In 1896 Worthing became founder members of the West Sussex County League in 1896, a league that they would go on to win on six occasions. In May 1900 another local club, Worthing Athletic FC were absorbed and a year later 'The Mackerel Men' as the club were nicknamed, moved into the Sports Ground, which would later be known as Woodside Road. Yet another club, Worthing Rovers FC were absorbed in 1905.
Worthing were to be re-nicknamed 'The Rebels' after they resigned from the league over a rule change. They went on to become founder members of the Sussex County League in 1920. In their twenty nine years of membership, the club were crowned champions eight times and they also finished as runners up on four occasions.
In 1949 Worthing joined the Corinthian League, before joining the Athenian League when it disbanded in 1963. The Rebels played in each of the different divisions in their new surroundings until they moved to the Isthmian League in 1977. Future Brighton & Hove Albion manager Barry Lloyd took over the reigns and led the side to the Premier Division.
The team ended as runners up twice in the eighties, but soon slid back down the divisions after Lloyd's departure. Former Northern Ireland international Gerry Armstrong was appointed as team boss. He led the side to one promotion and his successor John Robson did similar, but they were relegated after just one season.
After the re-organisation of non league football in 2004, Worthing were placed in the Isthmian League Premier Division but were relegated at the end of the 2006-07 season. For two seasons in a row the team under the management of Alan Pook lost out in the end of season play offs. A new young boss Simon Colbran took over and also reached the same stage, but he left as the playing budget was cut to be replaced by Chris White in 2010.
Worthing FC will play the 2013-14 season in the Isthmian League Division One South
Friday 30th November 2008
I was on the West Sussex coast on a day off from work, enjoying visiting new towns and football clubs while trying to feel healthy once more after a night out on the town with my brother Nick. After my coach ride I had called in at three nearby clubs by train and had now arrived at the large Worthing station.
The town was well known as a seaside destination over the years, more for retired couples in recent times. It appeared to be neat enough, but I was on a tightish schedule because of the fading light, so I didn't adventure as much as I'd have like to have. Instead I took the short walk round to Woodside Road.

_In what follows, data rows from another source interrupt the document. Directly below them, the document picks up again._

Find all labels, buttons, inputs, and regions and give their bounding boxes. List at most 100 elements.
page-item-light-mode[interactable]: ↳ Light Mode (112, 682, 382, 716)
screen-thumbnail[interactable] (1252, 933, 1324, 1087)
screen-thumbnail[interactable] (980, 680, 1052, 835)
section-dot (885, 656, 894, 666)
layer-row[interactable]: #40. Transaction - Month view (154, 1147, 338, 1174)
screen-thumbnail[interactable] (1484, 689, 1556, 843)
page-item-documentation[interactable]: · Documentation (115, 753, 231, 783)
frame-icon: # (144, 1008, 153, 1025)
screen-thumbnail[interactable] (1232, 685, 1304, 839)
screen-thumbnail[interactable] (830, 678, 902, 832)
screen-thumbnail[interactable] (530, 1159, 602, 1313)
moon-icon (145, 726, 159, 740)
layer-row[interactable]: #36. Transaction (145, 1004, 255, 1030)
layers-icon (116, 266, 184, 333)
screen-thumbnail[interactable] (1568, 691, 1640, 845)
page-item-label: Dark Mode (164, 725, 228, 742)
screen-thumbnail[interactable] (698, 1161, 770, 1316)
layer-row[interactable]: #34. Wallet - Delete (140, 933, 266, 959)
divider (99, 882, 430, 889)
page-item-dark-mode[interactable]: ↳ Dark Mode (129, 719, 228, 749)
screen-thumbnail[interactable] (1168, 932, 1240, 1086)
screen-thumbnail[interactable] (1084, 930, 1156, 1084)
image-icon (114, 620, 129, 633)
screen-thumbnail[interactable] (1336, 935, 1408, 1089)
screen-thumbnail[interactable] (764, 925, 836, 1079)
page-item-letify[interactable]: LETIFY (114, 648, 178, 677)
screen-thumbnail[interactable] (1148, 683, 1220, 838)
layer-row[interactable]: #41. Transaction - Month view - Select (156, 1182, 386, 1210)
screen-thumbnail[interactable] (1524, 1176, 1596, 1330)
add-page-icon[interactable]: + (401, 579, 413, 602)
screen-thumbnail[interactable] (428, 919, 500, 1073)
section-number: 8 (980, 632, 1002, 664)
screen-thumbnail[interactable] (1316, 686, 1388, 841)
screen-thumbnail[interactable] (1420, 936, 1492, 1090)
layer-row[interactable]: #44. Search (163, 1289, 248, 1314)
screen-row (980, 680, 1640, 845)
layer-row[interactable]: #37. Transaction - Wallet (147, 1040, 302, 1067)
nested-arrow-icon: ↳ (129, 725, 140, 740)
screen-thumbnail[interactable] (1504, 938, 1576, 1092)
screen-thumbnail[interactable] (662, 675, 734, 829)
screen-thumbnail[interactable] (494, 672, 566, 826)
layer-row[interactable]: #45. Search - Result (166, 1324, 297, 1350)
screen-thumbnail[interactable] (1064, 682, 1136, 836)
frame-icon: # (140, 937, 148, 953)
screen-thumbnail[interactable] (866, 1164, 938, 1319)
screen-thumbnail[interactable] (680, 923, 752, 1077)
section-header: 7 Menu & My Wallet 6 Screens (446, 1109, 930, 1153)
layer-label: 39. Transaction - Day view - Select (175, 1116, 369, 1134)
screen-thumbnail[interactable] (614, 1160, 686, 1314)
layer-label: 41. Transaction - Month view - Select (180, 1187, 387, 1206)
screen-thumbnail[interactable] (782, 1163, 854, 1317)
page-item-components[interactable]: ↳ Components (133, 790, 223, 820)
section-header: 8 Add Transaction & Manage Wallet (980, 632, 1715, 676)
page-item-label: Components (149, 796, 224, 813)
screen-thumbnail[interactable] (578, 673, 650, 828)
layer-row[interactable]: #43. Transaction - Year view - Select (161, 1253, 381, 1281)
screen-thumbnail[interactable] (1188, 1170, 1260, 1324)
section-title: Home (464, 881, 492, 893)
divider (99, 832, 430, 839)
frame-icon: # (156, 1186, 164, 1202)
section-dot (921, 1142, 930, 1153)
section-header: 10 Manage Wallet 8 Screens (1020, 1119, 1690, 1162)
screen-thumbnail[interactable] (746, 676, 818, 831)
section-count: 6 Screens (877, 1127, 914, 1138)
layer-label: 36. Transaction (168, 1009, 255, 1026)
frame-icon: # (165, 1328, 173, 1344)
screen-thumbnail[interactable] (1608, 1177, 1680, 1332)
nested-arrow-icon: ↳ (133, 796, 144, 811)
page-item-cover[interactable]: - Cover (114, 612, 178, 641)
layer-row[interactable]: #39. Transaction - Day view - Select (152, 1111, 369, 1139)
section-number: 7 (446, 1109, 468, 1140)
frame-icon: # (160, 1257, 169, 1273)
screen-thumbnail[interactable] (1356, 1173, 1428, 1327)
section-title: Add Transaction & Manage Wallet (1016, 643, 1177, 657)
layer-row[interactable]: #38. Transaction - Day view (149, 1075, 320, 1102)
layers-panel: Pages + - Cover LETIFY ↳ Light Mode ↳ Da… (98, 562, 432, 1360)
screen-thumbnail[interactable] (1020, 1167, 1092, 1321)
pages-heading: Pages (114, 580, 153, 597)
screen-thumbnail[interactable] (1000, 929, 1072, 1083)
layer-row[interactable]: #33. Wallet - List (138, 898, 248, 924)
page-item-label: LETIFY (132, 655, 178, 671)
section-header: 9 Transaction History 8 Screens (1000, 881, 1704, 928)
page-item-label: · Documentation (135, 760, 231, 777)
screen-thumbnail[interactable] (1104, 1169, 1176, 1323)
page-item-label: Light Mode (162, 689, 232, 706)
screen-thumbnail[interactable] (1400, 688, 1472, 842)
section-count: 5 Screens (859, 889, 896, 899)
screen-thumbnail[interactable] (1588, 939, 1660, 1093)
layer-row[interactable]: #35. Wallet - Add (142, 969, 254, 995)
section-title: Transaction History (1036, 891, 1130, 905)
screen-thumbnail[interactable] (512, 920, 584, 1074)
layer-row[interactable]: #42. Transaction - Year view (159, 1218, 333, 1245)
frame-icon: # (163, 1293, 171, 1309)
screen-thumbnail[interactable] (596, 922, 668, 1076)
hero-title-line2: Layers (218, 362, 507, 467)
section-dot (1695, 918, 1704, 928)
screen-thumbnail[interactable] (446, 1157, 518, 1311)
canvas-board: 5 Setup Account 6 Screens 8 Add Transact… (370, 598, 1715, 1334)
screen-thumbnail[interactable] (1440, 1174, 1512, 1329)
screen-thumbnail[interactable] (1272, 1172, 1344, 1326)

As usual if I see anybody around a ground I pop in and ask for permission to enter the ground. I saw a man working in the clubhouse so I went and asked, and he said it was fine. I entered the ground where there was an older gent cutting the pitch and a couple of younger men working around the place. Another senior walked in and said hello. I started taking my pictures when the 'groundsman' came up on his mower and shouted to ask what I thought I was doing taking pictures of his football ground? Now that got my goat up immediately. I treat football clubs and their grounds with respect. Owners are merely custodians looking after their heritage. I can imagine such attitudes detering potential fans. It was completely over the top, especially compared to the general welcome elsewhere.
I explained my hobby and apologised and said that I don't make any financial gain from what I do. It was merely for my own enjoyment and to showcase clubs to fans far and wide. He told me I was OK but his attitude was most unwelcoming. I told him that I'd asked permission in the clubhouse. He said that he was in charge and he was the one to ask. I probably didn't help matters by jovially telling him that mind reading wasn't my strongest suit.
It was a shame I got such a reception and impression of the club as the ground was a real gem for traditionalists. The Main Stand was raised down one side with open standing to its side. There was a reasonable sized cover and a couple of steps of terracing at the Woodside Road End. The far end had a small shelter behind the goal as did the touchline down the right hand side with some flat standing in front of grass banking.
I set off having waved goodbye. I genuinely wanted to leave on good terms, but it does take two to tango. Maybe I'd just caught the old boy on an off day? I departed to the station for a train to visit East Preston FC, hoping to re-visit Woodside Road for a game and to see the resort as a whole.